Falih Rıfkı Atay, 30 Ağustos 1922 zafer bayramı olarak kutladığımız günün Türk milletine bıraktığı kazanımlarını çok güzel özetlemiştir...
“Nemiz varsa, eğer bağımsız bir devlet kurmuşsak, hür vatandaşlar olmuşsak, şerefli insanlar gibi dolaşıyorsak, yurdumuzu batının pençesinden, vicdanımızı ve düşüncemizi Doğu’nun pençesinden kurtarmışsak, şu denizlere bizim diye bakıyor, bu topraklarda ana bağrının sıcaklığını duyuyorsak, belki nefes alıyorsak unutmayalım 30 Ağustos 1922 günü düşman işgalinin son bulduğu Zafere borçluyuz.’’
Bağımsız Türkiye Cumhuriyet'inin ebed müddet var olması için ve geleceğin teminatı olarak gördüğü Türk gençliğine, Gazi Mustafa Kemal Atatürk 27 Ekim 1927 günü gönlünüzden çıkarmayacağınız vede silemeyeceğiniz yüreklerinizde taçlandıracağınız sizlere emanet çağrımdır...
“Ey Türk gençliği! Birinci vazifen, Türk istiklâlini, Türk Cumhuriyet'ini, ilelebet, muhafaza ve müdafaa etmektir...
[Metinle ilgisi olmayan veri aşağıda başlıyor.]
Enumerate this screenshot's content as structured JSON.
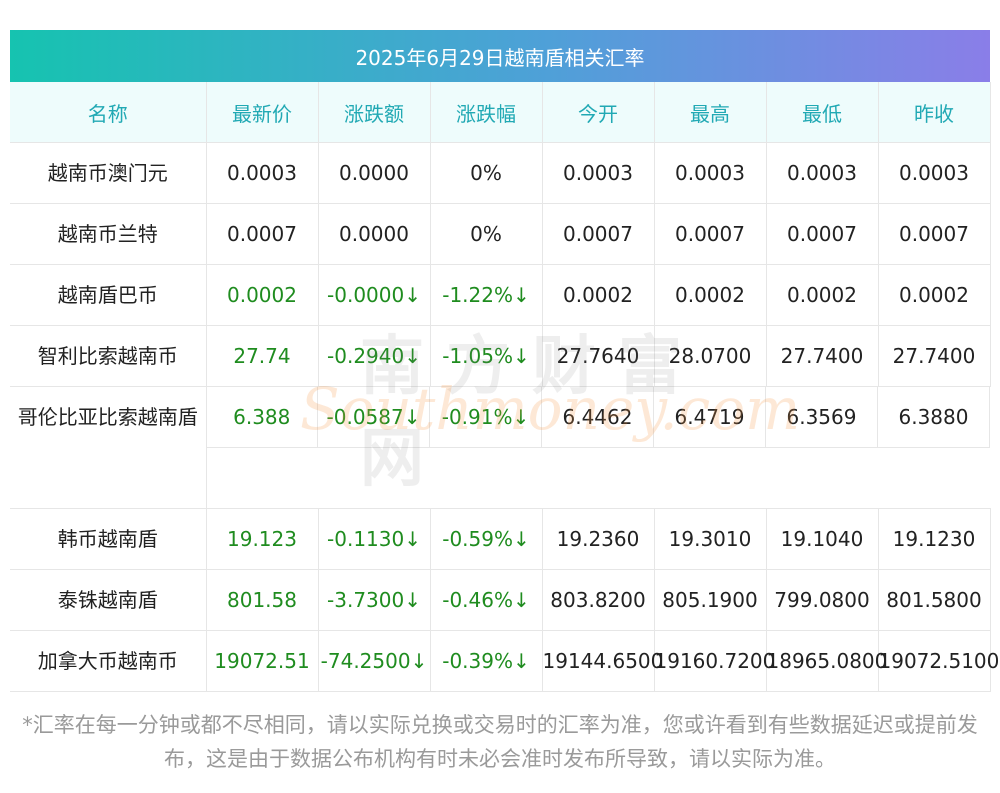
{
  "title": "2025年6月29日越南盾相关汇率",
  "headers": [
    "名称",
    "最新价",
    "涨跌额",
    "涨跌幅",
    "今开",
    "最高",
    "最低",
    "昨收"
  ],
  "rows": [
    {
      "name": "越南币澳门元",
      "last": "0.0003",
      "chg": "0.0000",
      "pct": "0%",
      "open": "0.0003",
      "high": "0.0003",
      "low": "0.0003",
      "prev": "0.0003",
      "green": false
    },
    {
      "name": "越南币兰特",
      "last": "0.0007",
      "chg": "0.0000",
      "pct": "0%",
      "open": "0.0007",
      "high": "0.0007",
      "low": "0.0007",
      "prev": "0.0007",
      "green": false
    },
    {
      "name": "越南盾巴币",
      "last": "0.0002",
      "chg": "-0.0000↓",
      "pct": "-1.22%↓",
      "open": "0.0002",
      "high": "0.0002",
      "low": "0.0002",
      "prev": "0.0002",
      "green": true
    },
    {
      "name": "智利比索越南币",
      "last": "27.74",
      "chg": "-0.2940↓",
      "pct": "-1.05%↓",
      "open": "27.7640",
      "high": "28.0700",
      "low": "27.7400",
      "prev": "27.7400",
      "green": true
    },
    {
      "name": "哥伦比亚比索越南盾",
      "last": "6.388",
      "chg": "-0.0587↓",
      "pct": "-0.91%↓",
      "open": "6.4462",
      "high": "6.4719",
      "low": "6.3569",
      "prev": "6.3880",
      "green": true
    },
    {
      "name": "韩币越南盾",
      "last": "19.123",
      "chg": "-0.1130↓",
      "pct": "-0.59%↓",
      "open": "19.2360",
      "high": "19.3010",
      "low": "19.1040",
      "prev": "19.1230",
      "green": true
    },
    {
      "name": "泰铢越南盾",
      "last": "801.58",
      "chg": "-3.7300↓",
      "pct": "-0.46%↓",
      "open": "803.8200",
      "high": "805.1900",
      "low": "799.0800",
      "prev": "801.5800",
      "green": true
    },
    {
      "name": "加拿大币越南币",
      "last": "19072.51",
      "chg": "-74.2500↓",
      "pct": "-0.39%↓",
      "open": "19144.6500",
      "high": "19160.7200",
      "low": "18965.0800",
      "prev": "19072.5100",
      "green": true
    }
  ],
  "watermark": {
    "cn": "南方财富网",
    "en": "Southmoney.com"
  },
  "footnote": "*汇率在每一分钟或都不尽相同，请以实际兑换或交易时的汇率为准，您或许看到有些数据延迟或提前发布，这是由于数据公布机构有时未必会准时发布所导致，请以实际为准。",
  "colors": {
    "header_text": "#21a9b4",
    "header_bg": "#eefcfc",
    "green": "#1f8c1f",
    "gradient_start": "#16c3b0",
    "gradient_end": "#8a7ee8"
  }
}
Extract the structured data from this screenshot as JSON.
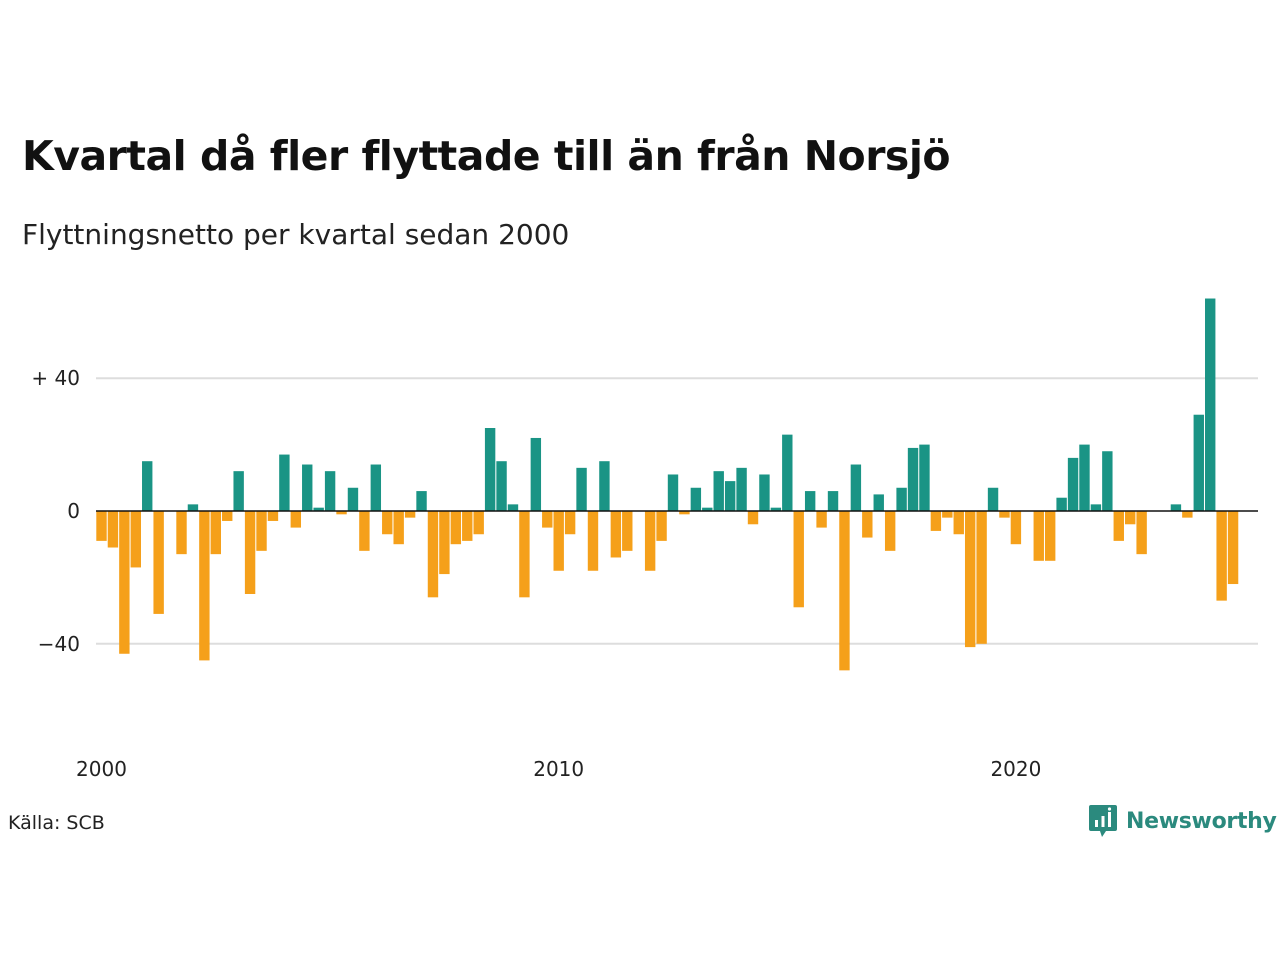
{
  "title": "Kvartal då fler flyttade till än från Norsjö",
  "subtitle": "Flyttningsnetto per kvartal sedan 2000",
  "source": "Källa: SCB",
  "brand": "Newsworthy",
  "colors": {
    "positive": "#1a9485",
    "negative": "#f5a01a",
    "grid": "#dddddd",
    "zero": "#111111",
    "brand": "#2b8a7e"
  },
  "chart_data": {
    "type": "bar",
    "x_start": "2000 Q1",
    "x_ticks": [
      {
        "label": "2000",
        "index": 0
      },
      {
        "label": "2010",
        "index": 40
      },
      {
        "label": "2020",
        "index": 80
      }
    ],
    "y_ticks": [
      {
        "label": "+ 40",
        "value": 40
      },
      {
        "label": "0",
        "value": 0
      },
      {
        "label": "−40",
        "value": -40
      }
    ],
    "ylim": [
      -60,
      64
    ],
    "values": [
      -9,
      -11,
      -43,
      -17,
      15,
      -31,
      0,
      -13,
      2,
      -45,
      -13,
      -3,
      12,
      -25,
      -12,
      -3,
      17,
      -5,
      14,
      1,
      12,
      -1,
      7,
      -12,
      14,
      -7,
      -10,
      -2,
      6,
      -26,
      -19,
      -10,
      -9,
      -7,
      25,
      15,
      2,
      -26,
      22,
      -5,
      -18,
      -7,
      13,
      -18,
      15,
      -14,
      -12,
      0,
      -18,
      -9,
      11,
      -1,
      7,
      1,
      12,
      9,
      13,
      -4,
      11,
      1,
      23,
      -29,
      6,
      -5,
      6,
      -48,
      14,
      -8,
      5,
      -12,
      7,
      19,
      20,
      -6,
      -2,
      -7,
      -41,
      -40,
      7,
      -2,
      -10,
      0,
      -15,
      -15,
      4,
      16,
      20,
      2,
      18,
      -9,
      -4,
      -13,
      0,
      0,
      2,
      -2,
      29,
      64,
      -27,
      -22
    ]
  }
}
Mevcudiyetinin ve istikbalinin yegâne temeli budur. Bu temel, senin, en kıymetli hazinendir. İstikbalde dahi, seni bu hazineden mahrum etmek isteyecek, dahilî ve haricî bedhahların olacaktır...
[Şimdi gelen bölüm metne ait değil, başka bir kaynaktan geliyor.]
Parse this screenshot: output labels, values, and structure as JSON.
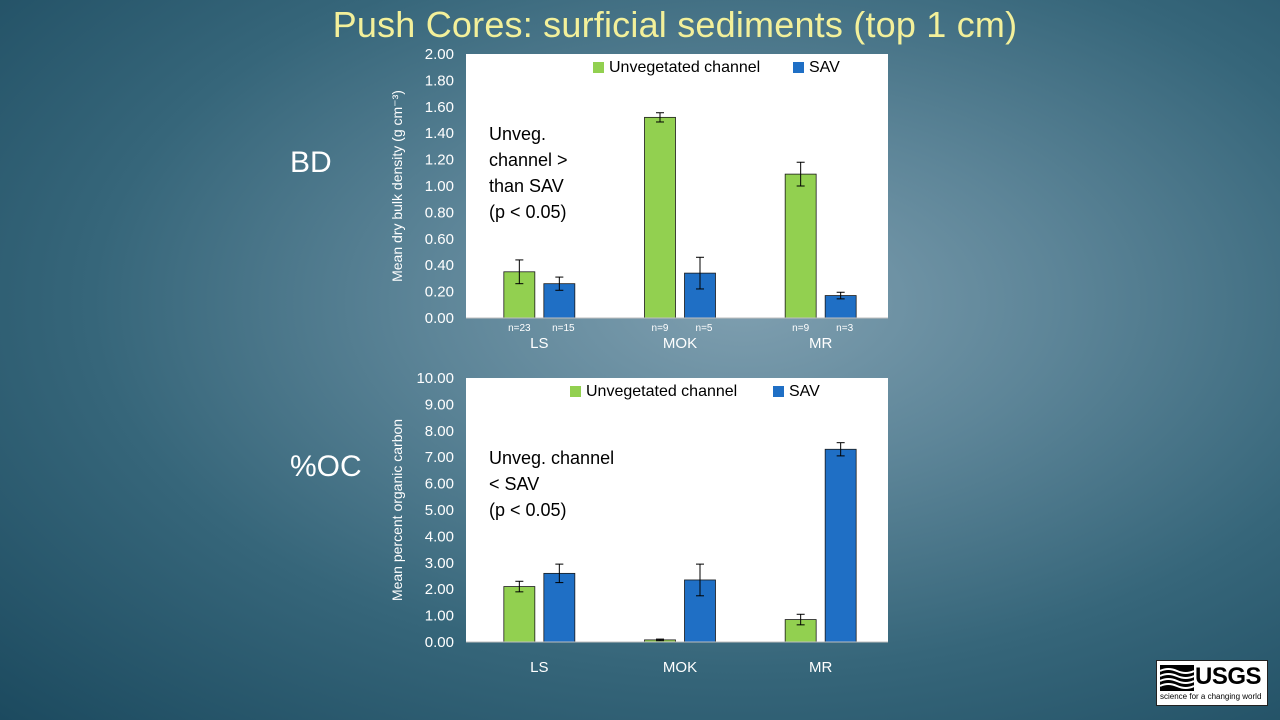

Bir gün, istiklâl ve cumhuriyeti müdafaa mecburiyetine düşersen, vazifeye atılmak için, içinde bulunacağın vaziyetin imkân ve şeraitini düşünmeyeceksin! Bu imkân ve şerait, çok nâmüsait bir mahiyette tezahür edebilir...
İstiklâl ve cumhuriyetine kastedecek düşmanlar, bütün dünyada emsali görülmemiş bir galibiyetin mümessili olabilirler...
Cebren ve hile ile aziz vatanın, bütün kaleleri zaptedilmiş, bütün tersanelerine girilmiş, bütün orduları dağıtılmış ve memleketin her köşesi bilfiil işgal edilmiş olabilir...
Bütün bu şeraitten daha elîm ve daha vahim olmak üzere, memleketin dahilinde, iktidara sahip olanlar gaflet ve dalâlet ve hattâ hıyanet içinde bulunabilirler...
Hatta bu iktidar sahipleri şahsî menfaatlerini, müstevlilerin siyasî emelleriyle tevhit edebilirler. Millet, fakrü zaruret içinde harap ve bîtap düşmüş olabilir...
Ey Türk istikbalinin evlâdı! İşte, bu ahval ve şerait içinde dahi, vazifen; Türk istiklâl ve cumhuriyetini kurtarmaktır!
Muhtaç olduğun kudret, damarlarındaki asil kanda, mevcuttur!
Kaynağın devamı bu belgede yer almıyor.